Charles Stewart, PC (August 26, 1868 – December 6, 1946) was a Canadian politician who served as the third Premier of Alberta from 1917 until 1921. Born in Strabane, Ontario, in Wentworth County, Stewart was a farmer who moved west to Alberta after his farm was destroyed by a storm. There he became active in politics and was elected to the Legislative Assembly of Alberta in the 1909 election. He served as Minister of Public Works and Minister of Municipal Affairs—the first person to hold the latter position in Alberta—in the government of Arthur Sifton. When Sifton left provincial politics in 1917 to join the federal cabinet, Stewart was named his replacement.
As premier, Stewart tried to hold together his Liberal Party, which was divided by the Conscription Crisis of 1917. He endeavoured to enforce prohibition of alcoholic beverages, which had been enshrined in law by a referendum during Sifton's premiership, but found that the law was not widely enough supported to be effectively policed.
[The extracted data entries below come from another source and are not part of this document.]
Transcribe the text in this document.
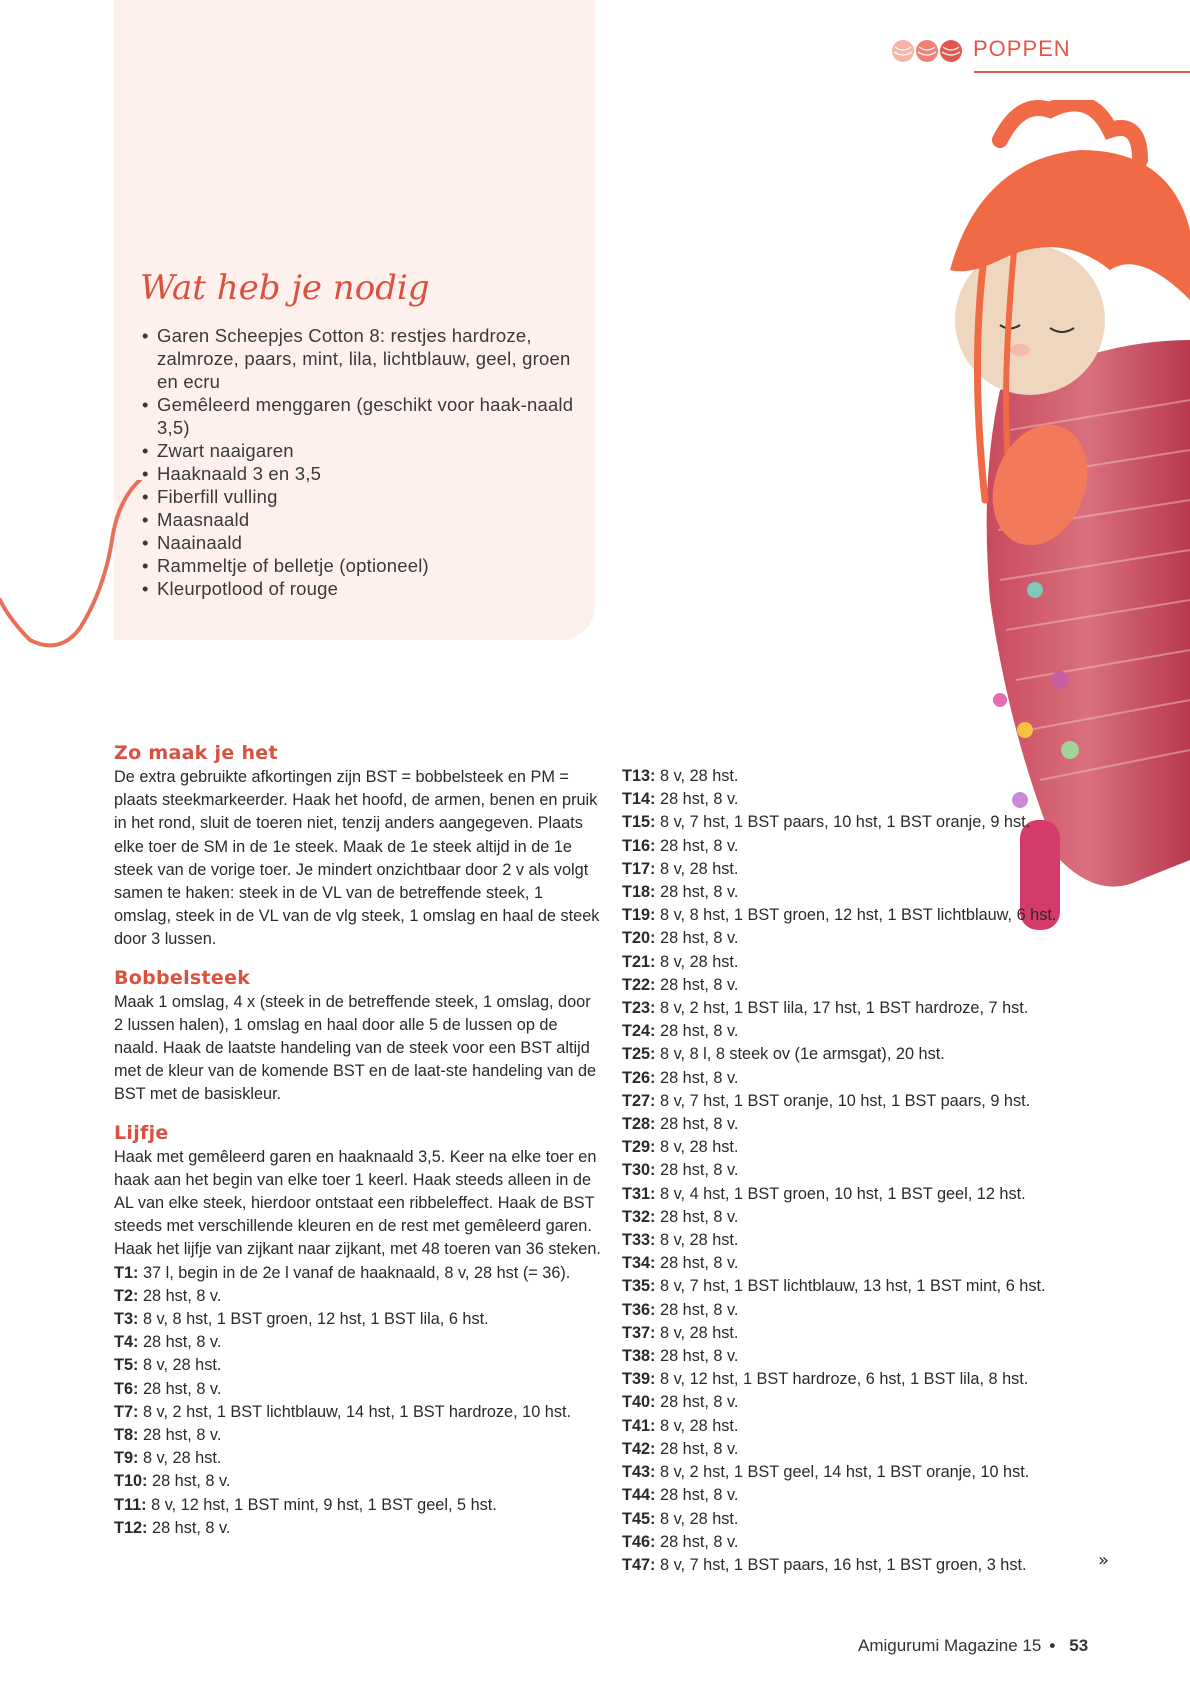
POPPEN
Wat heb je nodig
• Garen Scheepjes Cotton 8: restjes hardroze, zalmroze, paars, mint, lila, lichtblauw, geel, groen en ecru
• Gemêleerd menggaren (geschikt voor haak-naald 3,5)
• Zwart naaigaren
• Haaknaald 3 en 3,5
• Fiberfill vulling
• Maasnaald
• Naainaald
• Rammeltje of belletje (optioneel)
• Kleurpotlood of rouge
Zo maak je het

De extra gebruikte afkortingen zijn BST = bobbelsteek en PM = plaats steekmarkeerder. Haak het hoofd, de armen, benen en pruik in het rond, sluit de toeren niet, tenzij anders aangegeven. Plaats elke toer de SM in de 1e steek. Maak de 1e steek altijd in de 1e steek van de vorige toer. Je mindert onzichtbaar door 2 v als volgt samen te haken: steek in de VL van de betreffende steek, 1 omslag, steek in de VL van de vlg steek, 1 omslag en haal de steek door 3 lussen.

Bobbelsteek

Maak 1 omslag, 4 x (steek in de betreffende steek, 1 omslag, door 2 lussen halen), 1 omslag en haal door alle 5 de lussen op de naald. Haak de laatste handeling van de steek voor een BST altijd met de kleur van de komende BST en de laat-ste handeling van de BST met de basiskleur.

Lijfje

Haak met gemêleerd garen en haaknaald 3,5. Keer na elke toer en haak aan het begin van elke toer 1 keerl. Haak steeds alleen in de AL van elke steek, hierdoor ontstaat een ribbeleffect. Haak de BST steeds met verschillende kleuren en de rest met gemêleerd garen. Haak het lijfje van zijkant naar zijkant, met 48 toeren van 36 steken.

T1: 37 l, begin in de 2e l vanaf de haaknaald, 8 v, 28 hst (= 36).
T2: 28 hst, 8 v.
T3: 8 v, 8 hst, 1 BST groen, 12 hst, 1 BST lila, 6 hst.
T4: 28 hst, 8 v.
T5: 8 v, 28 hst.
T6: 28 hst, 8 v.
T7: 8 v, 2 hst, 1 BST lichtblauw, 14 hst, 1 BST hardroze, 10 hst.
T8: 28 hst, 8 v.
T9: 8 v, 28 hst.
T10: 28 hst, 8 v.
T11: 8 v, 12 hst, 1 BST mint, 9 hst, 1 BST geel, 5 hst.
T12: 28 hst, 8 v.
T13: 8 v, 28 hst.
T14: 28 hst, 8 v.
T15: 8 v, 7 hst, 1 BST paars, 10 hst, 1 BST oranje, 9 hst.
T16: 28 hst, 8 v.
T17: 8 v, 28 hst.
T18: 28 hst, 8 v.
T19: 8 v, 8 hst, 1 BST groen, 12 hst, 1 BST lichtblauw, 6 hst.
T20: 28 hst, 8 v.
T21: 8 v, 28 hst.
T22: 28 hst, 8 v.
T23: 8 v, 2 hst, 1 BST lila, 17 hst, 1 BST hardroze, 7 hst.
T24: 28 hst, 8 v.
T25: 8 v, 8 l, 8 steek ov (1e armsgat), 20 hst.
T26: 28 hst, 8 v.
T27: 8 v, 7 hst, 1 BST oranje, 10 hst, 1 BST paars, 9 hst.
T28: 28 hst, 8 v.
T29: 8 v, 28 hst.
T30: 28 hst, 8 v.
T31: 8 v, 4 hst, 1 BST groen, 10 hst, 1 BST geel, 12 hst.
T32: 28 hst, 8 v.
T33: 8 v, 28 hst.
T34: 28 hst, 8 v.
T35: 8 v, 7 hst, 1 BST lichtblauw, 13 hst, 1 BST mint, 6 hst.
T36: 28 hst, 8 v.
T37: 8 v, 28 hst.
T38: 28 hst, 8 v.
T39: 8 v, 12 hst, 1 BST hardroze, 6 hst, 1 BST lila, 8 hst.
T40: 28 hst, 8 v.
T41: 8 v, 28 hst.
T42: 28 hst, 8 v.
T43: 8 v, 2 hst, 1 BST geel, 14 hst, 1 BST oranje, 10 hst.
T44: 28 hst, 8 v.
T45: 8 v, 28 hst.
T46: 28 hst, 8 v.
T47: 8 v, 7 hst, 1 BST paars, 16 hst, 1 BST groen, 3 hst.	»
Amigurumi Magazine 15 • 53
His government took over several of the province's financially troubled railroads, and guaranteed bonds sold to fund irrigation projects. Several of these policies were the result of lobbying by the United Farmers of Alberta (UFA), with which Stewart enjoyed good relations; even so, the UFA was politicized during Stewart's premiership and ran candidates in the 1921 election. Unable to match the UFA's appeal to rural voters, Stewart's government was defeated at the polls and he was succeeded as premier by Herbert Greenfield.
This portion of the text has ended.